LILO: Learning Interpretable Libraries by Compressing and Documenting Code

TL;DR

LILO is introduced, a neurosymbolic framework that iteratively synthesizes, compresses, and documents code to build libraries tailored to particular problem domains and boosts performance by helping LILO's synthesizer to interpret and deploy learned abstractions.

Abstract

While large language models (LLMs) now excel at code generation, a key aspect of software development is the art of refactoring: consolidating code into libraries of reusable and readable programs. In this paper, we introduce LILO, a neurosymbolic framework that iteratively synthesizes, compresses, and documents code to build libraries tailored to particular problem domains. LILO combines LLM-guided program synthesis with recent algorithmic advances in automated refactoring from Stitch: a symbolic compression system that efficiently identifies optimal lambda abstractions across large code corpora. To make these abstractions interpretable, we introduce an auto-documentation (AutoDoc) procedure that infers natural language names and docstrings based on contextual examples of usage. In addition to improving human readability, we find that AutoDoc boosts performance by helping LILO's synthesizer to interpret and deploy learned abstractions. We evaluate LILO on three inductive program synthesis benchmarks for string editing, scene reasoning, and graphics composition. Compared to existing neural and symbolic methods - including the state-of-the-art library learning algorithm DreamCoder - LILO solves more complex tasks and learns richer libraries that are grounded in linguistic knowledge.
Paper Structure (25 sections, 5 equations, 18 figures, 7 tables, 1 algorithm)

This paper contains 25 sections, 5 equations, 18 figures, 7 tables, 1 algorithm.

Figures (18)

  • Figure 1: Overview of the Lilo learning loop. (A) Lilo synthesizes programs based on natural language task descriptions using a dual-system search model. To refactor a set of program solutions, Lilo integrates a compression algorithm called Stitch (B; stitch) with LLM-generated auto-documentation (C) to produce an interpretable library of $\lambda$-abstractions. This search-compress-document loop simplifies the structure of program solutions (A vs. D), making it easier to solve more complex tasks on future iterations.
  • Figure 2: Lilo library auto-documentation (AutoDoc) workflow in the REGEX domain. For each Stitch abstraction (A), we prompt an instruction-tuned LLM with usage examples from solved tasks (B) to generate a human-readable name and description (C). The chat-style structure of AutoDoc allows naming choices to cascade sequentially; e.g., replace_consonant_with_substring(fn_51) refers back to vowel_regex(fn_42) and other named abstractions in a consistent and interpretable manner.
  • Figure 3: Learning curves during online synthesis.

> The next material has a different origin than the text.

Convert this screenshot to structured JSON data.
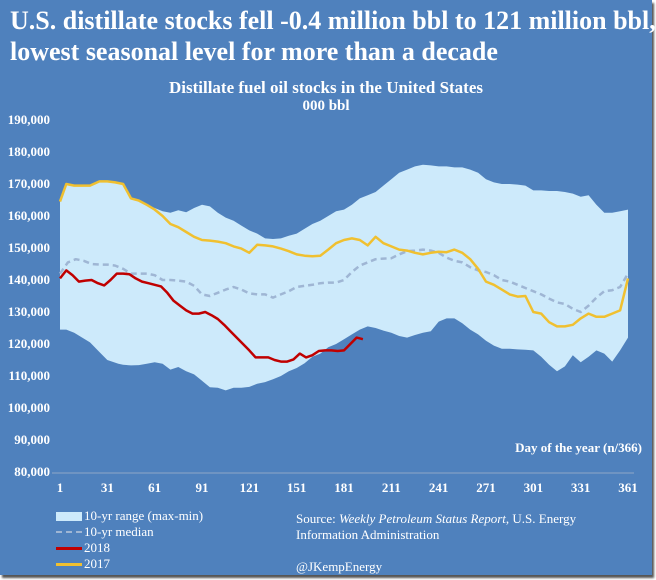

Within each plot, the x-axis tracks the experiment iteration and the y-axis shows the percent of tasks solved (top = test, bottom = train). Error bars show standard deviation across 3 randomly-seeded runs.
  • Figure 4: Evaluating library quality via offline synthesis. We run a timed enumerative search (x-axis; note the log-scale) with the final library $\mathcal{L}_f$ learned by each model in online synthesis or inferred post-hoc. In this setting, Lilo's $\mathcal{L}_f$ expedites discovery of test task solutions (y-axis) even without language guidance.
  • Figure 5: Qualitative inspection of LOGO library. Selected examples of graphics abstractions learned by Lilo. Highlights indicate ambiguities (orange) and errors (red) in naming and documentation that may affect code comprehension, which we discuss below.